Carver felt a throat-tightening, nauseating shock of pain on the point of his left shoulder and realized that he wasn’t the only one smart enough to use a weapon. The dandy in the floral shirt and shades had flung one of the shark jars at him and was reaching for another.
Carver dived forward, rugby-tackling the dandy to the ground, then reaching out to grab his head and smash it into the shop’s tiled floor.
Behind him, he could hear scuffling as the fourth man rounded the far end of the shelf and came dashing towards him. Carver rolled on to his back and kicked out, catching an oncoming knee with his heel. The man in the black T-shirt staggered back a couple of paces, giving Carver the fractional amount of space and time he needed to spring to his feet and leap upwards to catch the suspended rail above his head, swing forward and hit Mr Black T-shirt smack in the face with both feet, sending him careering into several boxes of iced seafood lined up along the back wall.
Carver kept moving, allowing the momentum of the swing to pull his legs forward and up, letting go of the rail and executing a backward somersault, like a gymnast dismounting a high bar. A gymnast, of course, aims to land in a perfect upright position, with his feet close together. Carver, however, stumbled when his feet hit the floor and fell forward.
That was what saved his life.
The fifth man, the leader of the group in the army shirt, had evidently tired of the low-tech approach. If he couldn’t take Carver alive, he would have to take him dead. He’d reached round to the back of his trousers, pulled out the gun shoved inside the waistband and fired two shots that missed Carver’s head by inches and instead hit his pal in the black T-shirt, who had just been extracting himself from the seafood display and was staggering to his feet.

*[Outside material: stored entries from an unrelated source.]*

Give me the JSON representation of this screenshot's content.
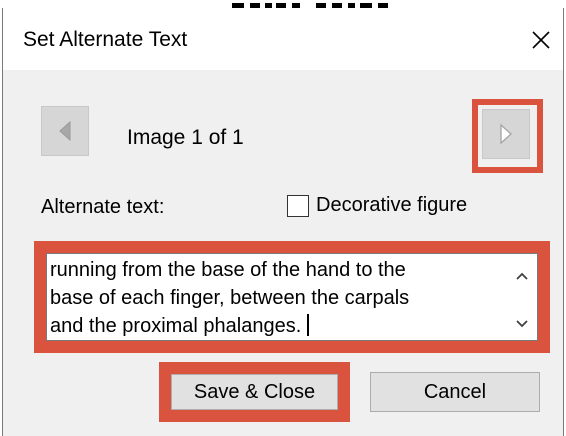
{
  "dialog": {
    "title": "Set Alternate Text",
    "close_label": "Close"
  },
  "navigation": {
    "image_counter": "Image 1 of 1",
    "prev_icon": "triangle-left-icon",
    "next_icon": "triangle-right-icon"
  },
  "alt_text": {
    "label": "Alternate text:",
    "decorative_label": "Decorative figure",
    "decorative_checked": false,
    "value": "running from the base of the hand to the\nbase of each finger, between the carpals\nand the proximal phalanges."
  },
  "buttons": {
    "save_label": "Save & Close",
    "cancel_label": "Cancel"
  },
  "colors": {
    "highlight": "#d9533f",
    "dialog_background": "#f0f0f0",
    "button_background": "#e1e1e1"
  }
}
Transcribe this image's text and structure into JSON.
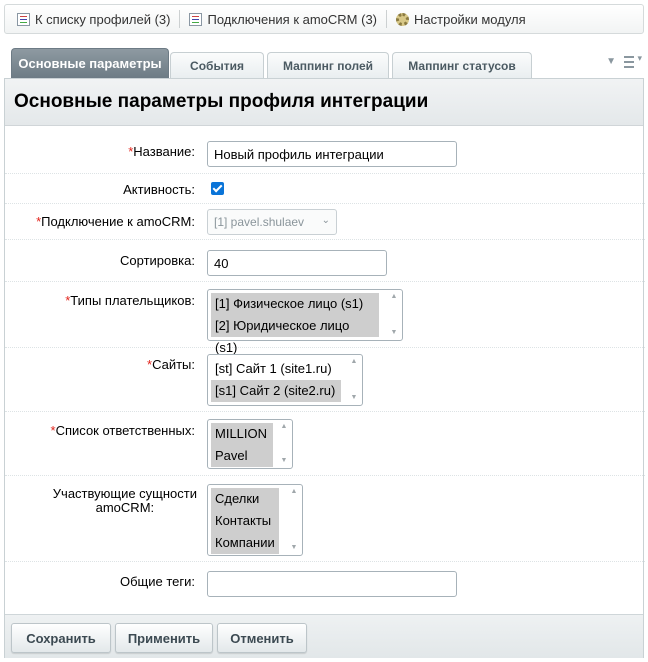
{
  "toolbar": {
    "profiles_link": "К списку профилей (3)",
    "connections_link": "Подключения к amoCRM (3)",
    "settings_link": "Настройки модуля"
  },
  "tabs": [
    {
      "label": "Основные параметры",
      "active": true
    },
    {
      "label": "События",
      "active": false
    },
    {
      "label": "Маппинг полей",
      "active": false
    },
    {
      "label": "Маппинг статусов",
      "active": false
    }
  ],
  "panel": {
    "title": "Основные параметры профиля интеграции"
  },
  "form": {
    "name": {
      "label": "Название:",
      "required": true,
      "value": "Новый профиль интеграции"
    },
    "active": {
      "label": "Активность:",
      "checked": true
    },
    "connection": {
      "label": "Подключение к amoCRM:",
      "required": true,
      "value": "[1] pavel.shulaev"
    },
    "sort": {
      "label": "Сортировка:",
      "value": "40"
    },
    "payer_types": {
      "label": "Типы плательщиков:",
      "required": true,
      "options": [
        {
          "text": "[1] Физическое лицо (s1)",
          "selected": true
        },
        {
          "text": "[2] Юридическое лицо (s1)",
          "selected": true
        }
      ]
    },
    "sites": {
      "label": "Сайты:",
      "required": true,
      "options": [
        {
          "text": "[st] Сайт 1 (site1.ru)",
          "selected": false
        },
        {
          "text": "[s1] Сайт 2 (site2.ru)",
          "selected": true
        }
      ]
    },
    "responsibles": {
      "label": "Список ответственных:",
      "required": true,
      "options": [
        {
          "text": "MILLION",
          "selected": true
        },
        {
          "text": "Pavel",
          "selected": true
        }
      ]
    },
    "entities": {
      "label_line1": "Участвующие сущности",
      "label_line2": "amoCRM:",
      "options": [
        {
          "text": "Сделки",
          "selected": true
        },
        {
          "text": "Контакты",
          "selected": true
        },
        {
          "text": "Компании",
          "selected": true
        }
      ]
    },
    "tags": {
      "label": "Общие теги:",
      "value": ""
    }
  },
  "buttons": {
    "save": "Сохранить",
    "apply": "Применить",
    "cancel": "Отменить"
  },
  "colors": {
    "required_mark": "#e2231a",
    "active_tab": "#7d8a93",
    "checkbox": "#0a74d8",
    "selected_option": "#cecece"
  }
}
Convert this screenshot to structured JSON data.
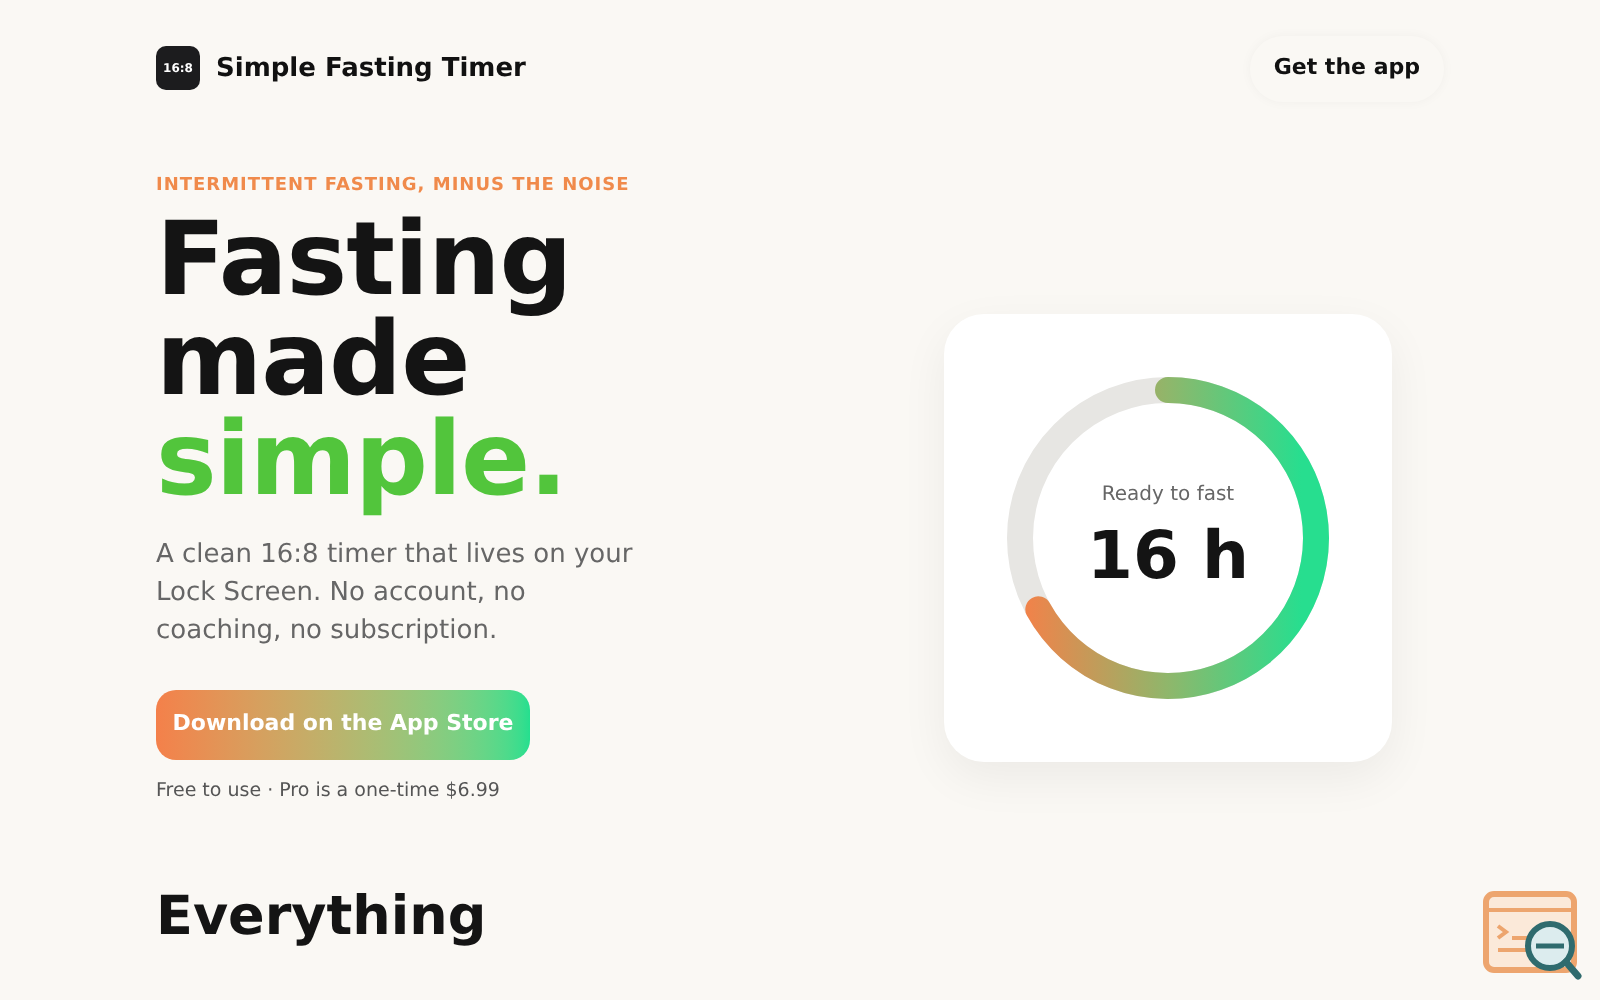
{
  "header": {
    "logo_text": "16:8",
    "brand": "Simple Fasting Timer",
    "cta": "Get the app"
  },
  "hero": {
    "eyebrow": "INTERMITTENT FASTING, MINUS THE NOISE",
    "title_lines": [
      "Fasting",
      "made"
    ],
    "title_accent": "simple.",
    "description": "A clean 16:8 timer that lives on your Lock Screen. No account, no coaching, no subscription.",
    "button": "Download on the App Store",
    "note": "Free to use · Pro is a one-time $6.99"
  },
  "timer": {
    "status": "Ready to fast",
    "duration": "16 h"
  },
  "features": {
    "heading": "Everything"
  }
}
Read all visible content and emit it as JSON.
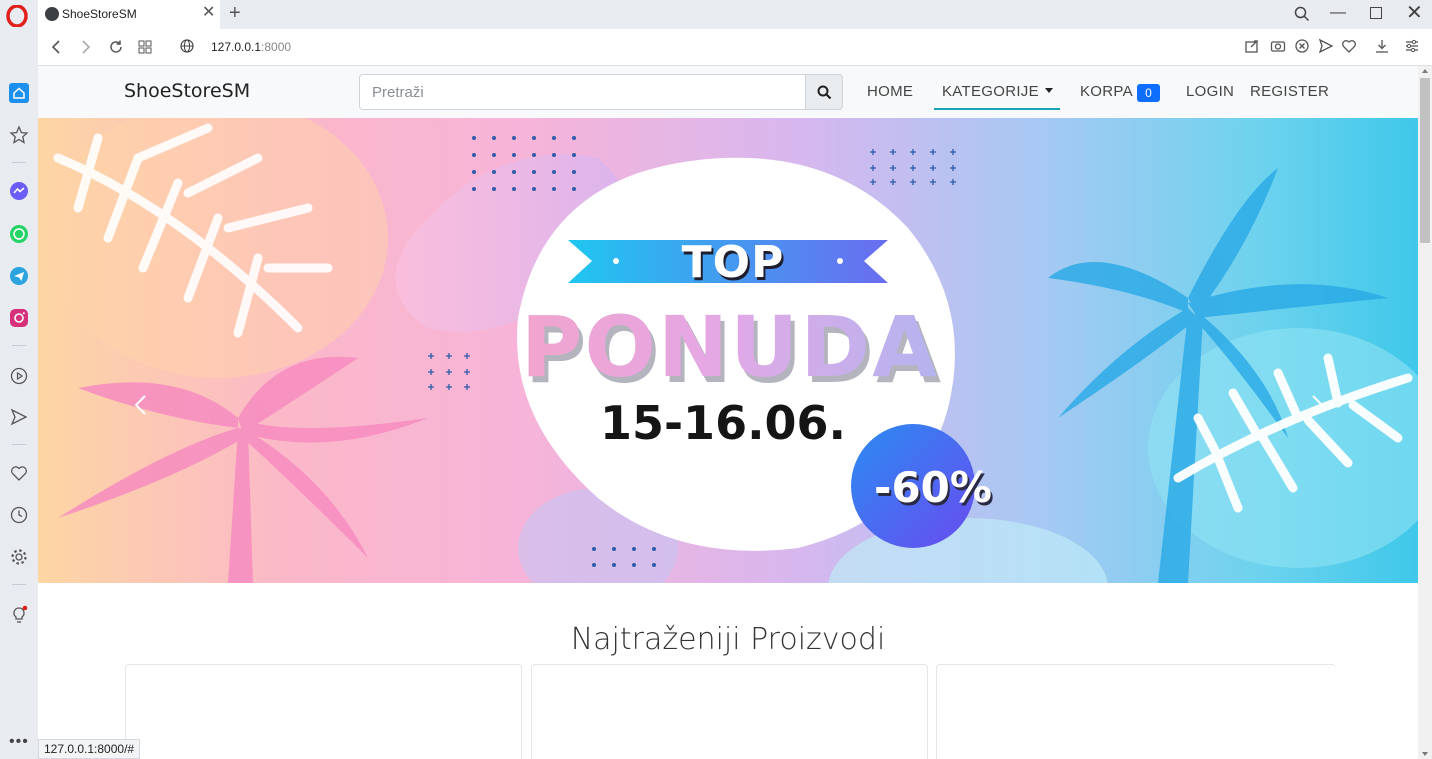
{
  "browser": {
    "tab_title": "ShoeStoreSM",
    "tab_close": "✕",
    "new_tab": "+",
    "url_host": "127.0.0.1",
    "url_port": ":8000",
    "status_url": "127.0.0.1:8000/#",
    "window_min": "—",
    "window_close": "✕",
    "more": "•••"
  },
  "navbar": {
    "brand": "ShoeStoreSM",
    "search_placeholder": "Pretraži",
    "home": "HOME",
    "categories": "KATEGORIJE",
    "cart": "KORPA",
    "cart_count": "0",
    "login": "LOGIN",
    "register": "REGISTER"
  },
  "hero": {
    "ribbon": "TOP",
    "title": "PONUDA",
    "date": "15-16.06.",
    "discount": "-60%",
    "active_slide": 1,
    "slide_count": 3
  },
  "products": {
    "section_title": "Najtraženiji Proizvodi"
  }
}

The group leader didn’t seem to care. He fired again, and Carver had to fling himself forward and scramble on all fours round the end of the aisle as bullets smashed into jars, ricocheted off the metal shelving and dug craters in the floor tiles. He got to his feet, came round the far side of the shelving, almost slipping on the blood that had spurted from his first victim’s neck wound, then hurled himself against the nearest shelf-unit with all his strength, pumping his legs to overcome the dead weight of all the goods stacked upon it until finally it toppled over, deluging the man in the army shirt in a hail of jars, cans and cardboard packets.
The men who’d come to take him were all down. But not all of them would stay that way.